By the MOTHER EARTH NEWS editors | November/December 1977
Mother Earth: it wasn't so long ago that our energy leaders were pointing at atomic fission as the panacea that would — in a couple of decades — solve all our energy worries forever.
Amory Lovins: Yes. And now it seems that many people have begun to say the same sorts of things about nuclear fusion. The people who are always saying "something will come along to save us" are now pointing to fusion.
Mother Earth: What do you think of fusion's potential?
Amory Lovins: I used to think it would be a good idea to try to build a fusion reactor, but I don't think so anymore, for three reasons.
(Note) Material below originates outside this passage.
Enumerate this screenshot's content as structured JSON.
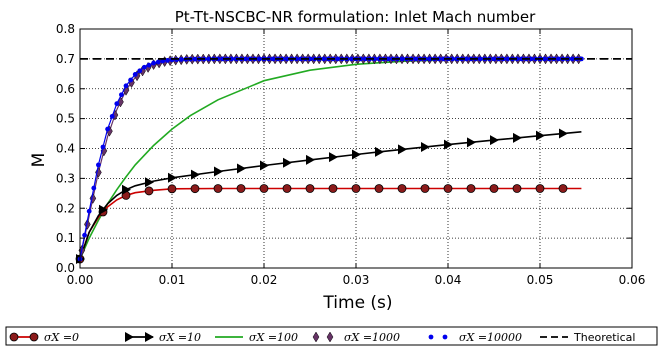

First, fusion will — at least with the designs we're pursuing now — be rather dirty. It won't be quite as bad as fast breeder reactors, but it won't be clean enough to be attractive. You'll still have the problem of what to do with radioactive wastes. But even if — contrary to most fusion experts' expectations — fusion turns out to be a clean source of energy as advertised, I think we would lack the discipline to use it with restraint. If you ask me, it'd be little short of disastrous for us to discover a source of clean, cheap, abundant energy because of what we would do with it. We ought to be looking for energy sources that are adequate for our needs, but that won't give us the excesses of concentrated energy with which we could do mischief to the earth or to each other.
Which brings me to my second point . . . namely, that fusion produces a lot of fast neutrons that could — and probably would — be used to make bomb materials. The kind of fusion research that involves compressing pellets by means of high-energy lasers is a technology that I think should be abandoned immediately because of its very worrisome military implications.
Thirdly, fusion is nothing but a very clever way to do something that we don't really want to do. That is, it's just another complex, costly, slow-to-deploy, centralized, high-technology way to make electricity. And that's not what we need.